If someone had told me thirty years ago that I would one day prefer the company of my current peers, I would have laughed.  How boring! Where are the hipsters, the discos, the cute girls? Somewhere far away, I hope. I went out on my rented bicycle last night in search of aspirin and Kleenex tissues.  In the dark, I passed by a group of twenty or so young men all lounging on their motor scooters.  They politely directed me to the Seven Eleven.  As in most Thai villages, the Seven Eleven (referred to simply as Seven) is ground zero for commerce.
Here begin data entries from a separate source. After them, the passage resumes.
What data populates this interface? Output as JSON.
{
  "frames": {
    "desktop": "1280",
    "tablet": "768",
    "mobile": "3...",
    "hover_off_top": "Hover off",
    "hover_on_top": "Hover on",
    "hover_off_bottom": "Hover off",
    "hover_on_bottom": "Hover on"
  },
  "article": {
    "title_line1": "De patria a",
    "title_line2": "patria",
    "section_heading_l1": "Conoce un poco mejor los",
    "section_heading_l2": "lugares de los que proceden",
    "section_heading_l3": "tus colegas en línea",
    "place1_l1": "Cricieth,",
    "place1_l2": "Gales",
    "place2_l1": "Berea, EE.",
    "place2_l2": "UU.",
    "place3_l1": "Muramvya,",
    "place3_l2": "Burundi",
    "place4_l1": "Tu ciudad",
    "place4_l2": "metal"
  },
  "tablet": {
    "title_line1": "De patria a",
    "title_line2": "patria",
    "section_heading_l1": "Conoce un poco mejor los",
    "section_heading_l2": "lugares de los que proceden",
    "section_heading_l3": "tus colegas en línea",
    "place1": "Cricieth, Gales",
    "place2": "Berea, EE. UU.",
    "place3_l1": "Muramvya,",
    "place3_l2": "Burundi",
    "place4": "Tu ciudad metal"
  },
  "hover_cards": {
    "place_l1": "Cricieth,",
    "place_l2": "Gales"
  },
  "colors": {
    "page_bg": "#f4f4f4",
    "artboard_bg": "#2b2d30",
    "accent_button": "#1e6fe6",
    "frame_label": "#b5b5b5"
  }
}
This narrow peninsula running  south from the main part of Thailand stretches for many hundreds of miles.  A the eastern half belongs to Thailand, and the western half to Myanmar. These countries are markedly different.  Their languages are dissimilar, they use different alphabets, the people don’t look the same, and Burmese women coat their cheeks with a powder which Thai women eschew.

The Burmese side of this peninsula is totally undeveloped.  No roads, no electricity, no water, no sewers.  Someday, of course that will all change.  At night the squid boats glow green a few miles off shore.  Fishing is the main source of income down here.

Thailand is a very different place. Even though all of Indo-China may seem the same from a distance, the Indo-Chinese don’t think so.  Only Thais speak Thai. After you’ve been here a while, you can tell people from one country to another pretty quickly.

Even though it’s cool here by the sea, the heat is coming back with a vengeance, and as soon as I can safely return to Chiang Mai I’ll have to deal with the horrors blazing heat and Song Kran, another youth-inspired holiday where total strangers throw ice water on each other.  Sometimes they hurl buckets of ice water with cubes on a passing motorcyclist.  People die.  Ha ha!  Good clean fun!